Researchers attribute thinning of Greenland glacier to ocean warming preceded by atmospheric changes

The study, whose lead author was David Holland, director of the Center for Atmosphere Ocean Science, part of New York University's Courant Institute of Mathematical Sciences, suggests that ocean temperatures may be more important for glacier flow than previously thought.

The project also included scientists from the Wallops Flight Facility, Canada's Memorial University, the Danish Meteorological Institute, and the Greenland Institute of Natural Resources.

Jakobshavn Isbræ, a large outlet glacier feeding a deep-ocean fjord on Greenland's west coast, went from slow thickening to rapid thinning beginning in 1997. Several explanations have been put forward to explain this development. The scientists in the Nature Geoscience study sought to address the matter comprehensively by tracing changes in ocean temperatures and the factors driving these changes.

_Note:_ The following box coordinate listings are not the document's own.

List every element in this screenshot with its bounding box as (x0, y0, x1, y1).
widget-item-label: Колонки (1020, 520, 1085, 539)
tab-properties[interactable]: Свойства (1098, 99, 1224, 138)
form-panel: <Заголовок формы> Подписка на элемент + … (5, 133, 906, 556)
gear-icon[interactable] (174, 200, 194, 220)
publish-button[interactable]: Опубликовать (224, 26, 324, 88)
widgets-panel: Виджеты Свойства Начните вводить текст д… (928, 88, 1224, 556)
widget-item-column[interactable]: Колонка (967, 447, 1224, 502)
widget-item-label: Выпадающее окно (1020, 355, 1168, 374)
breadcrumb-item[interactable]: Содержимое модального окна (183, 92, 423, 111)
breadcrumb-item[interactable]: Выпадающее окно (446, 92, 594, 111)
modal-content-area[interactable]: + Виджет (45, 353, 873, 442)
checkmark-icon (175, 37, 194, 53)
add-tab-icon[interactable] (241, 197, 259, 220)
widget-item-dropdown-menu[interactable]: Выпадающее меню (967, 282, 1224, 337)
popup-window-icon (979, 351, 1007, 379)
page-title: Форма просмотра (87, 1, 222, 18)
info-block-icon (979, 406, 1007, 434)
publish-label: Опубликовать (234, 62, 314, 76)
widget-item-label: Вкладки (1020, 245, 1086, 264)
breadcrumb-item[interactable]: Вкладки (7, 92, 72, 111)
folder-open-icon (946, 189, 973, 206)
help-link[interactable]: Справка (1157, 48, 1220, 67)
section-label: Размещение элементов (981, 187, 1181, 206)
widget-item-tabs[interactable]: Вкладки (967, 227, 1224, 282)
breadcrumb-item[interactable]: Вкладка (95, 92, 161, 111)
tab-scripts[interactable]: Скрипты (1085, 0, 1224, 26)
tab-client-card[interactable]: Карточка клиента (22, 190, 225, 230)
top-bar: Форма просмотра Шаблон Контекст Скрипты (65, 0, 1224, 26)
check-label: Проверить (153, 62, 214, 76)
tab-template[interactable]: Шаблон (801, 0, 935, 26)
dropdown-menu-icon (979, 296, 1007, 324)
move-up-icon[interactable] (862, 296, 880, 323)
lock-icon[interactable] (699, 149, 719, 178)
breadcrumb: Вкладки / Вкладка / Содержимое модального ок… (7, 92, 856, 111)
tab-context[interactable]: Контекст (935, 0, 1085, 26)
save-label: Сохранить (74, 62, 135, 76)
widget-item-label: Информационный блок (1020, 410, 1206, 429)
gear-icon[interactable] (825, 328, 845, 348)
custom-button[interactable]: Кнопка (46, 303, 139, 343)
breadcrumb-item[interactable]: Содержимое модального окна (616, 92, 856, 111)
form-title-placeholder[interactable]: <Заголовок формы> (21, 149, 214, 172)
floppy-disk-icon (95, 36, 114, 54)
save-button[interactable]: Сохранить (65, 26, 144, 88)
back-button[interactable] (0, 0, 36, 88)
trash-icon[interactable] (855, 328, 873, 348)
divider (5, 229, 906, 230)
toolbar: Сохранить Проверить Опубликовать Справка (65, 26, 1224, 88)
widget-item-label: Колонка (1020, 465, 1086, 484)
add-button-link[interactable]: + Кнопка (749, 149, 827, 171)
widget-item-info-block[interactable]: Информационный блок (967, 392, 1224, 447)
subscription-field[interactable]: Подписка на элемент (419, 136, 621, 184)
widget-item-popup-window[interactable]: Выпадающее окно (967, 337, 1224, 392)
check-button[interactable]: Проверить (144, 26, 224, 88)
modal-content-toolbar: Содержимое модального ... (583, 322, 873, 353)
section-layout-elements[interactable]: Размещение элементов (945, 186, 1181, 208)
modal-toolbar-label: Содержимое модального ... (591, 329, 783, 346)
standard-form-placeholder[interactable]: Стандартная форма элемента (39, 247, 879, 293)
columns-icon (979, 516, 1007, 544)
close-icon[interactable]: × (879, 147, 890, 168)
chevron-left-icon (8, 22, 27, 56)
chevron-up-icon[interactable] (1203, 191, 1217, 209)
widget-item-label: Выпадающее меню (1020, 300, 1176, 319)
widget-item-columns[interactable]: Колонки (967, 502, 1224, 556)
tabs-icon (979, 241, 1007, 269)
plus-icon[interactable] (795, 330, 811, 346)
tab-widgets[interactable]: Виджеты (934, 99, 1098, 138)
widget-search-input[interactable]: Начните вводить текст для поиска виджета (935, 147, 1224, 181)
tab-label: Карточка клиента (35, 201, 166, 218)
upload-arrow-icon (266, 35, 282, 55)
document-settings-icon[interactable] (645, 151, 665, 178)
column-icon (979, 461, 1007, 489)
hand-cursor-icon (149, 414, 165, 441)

In doing this, they relied on previous results published by others that used NASA's Airborne Topographic Mapper, which has made airborne surveys along a 120-kilometer stretch in the Jakobshavn ice-drainage basin nearly every year since 1991. While many other glaciers were thinning around Greenland, these surveys revealed that Jakobshavn Isbræ thickened substantially from 1991 to 1997. But, after 1997, Jakobshavn Isbræ began thinning rapidly. Between 1997 and 2001, Airborne Topographic Mapper surveys showed an approximately 35-meter reduction in surface elevations on the glacier's 15-kilomater floating ice tongue. This is far higher than thinning rates of grounded ice immediately upstream.

The researchers reported that these changes coincided with jumps in subsurface ocean temperatures. These temperatures were recorded by the Greenland Institute of Natural Resources from 1991 to 2006 over nearly the entire western Greenland continental shelf. These data indicate a striking, substantial jump in bottom temperature in all parts in the survey area during the second half of the 1990s. In particular, they show that a warm water pulse arrived suddenly on the continental shelf on Disko Bay, which is in close proximity Jakobshavn Isbræ, in 1997. The arrival coincided precisely with the rapid thinning and subsequent retreat of Jakobshavn Isbræ. The warm water mass remains today, and Jakobshavn Isbræ is still in a state of rapid retreat.

The remaining question, then, is what caused the rise in water temperatures during this period.

The researchers traced these oceanic changes back to changes in the atmospheric circulation in the North Atlantic region. The warm, subsurface waters off the west Greenland coast are fed from the east by the subpolar gyre—or swirling water—of the North Atlantic, by way of the Irminger current. The current flows westward along the south coast of Iceland. Since the mid-1990s, observations show a warming of the subpolar gyre and the northern Irminger Basin, which lies south of Greenland. The researchers attributed this warming to changes in the North Atlantic Oscillation (NAO), which is a large-scale fluctuation in the atmospheric pressure system situated in the region. The surface pressure drives surface winds and wintertime storms from west to east across the North Atlantic affecting climate from New England to western Europe.

Specifically, they noted a major change in the behavior of the NAO during the winter of 1995?, which weakened the subpolar gyre, allowing warm subpolar waters to spread westward, beneath colder surface polar waters, and consequently on and over the west Greenland continental shelf.

“The melting of the ice sheets is the wild card of future sea level,” Holland explained, “and our results hint that modest changes in atmospheric circulation, possibly driven by anthropogenic influences, could also cause future rapid retreat of the Antarctic Ice Sheet, which holds a far greater potential for sea level rise.”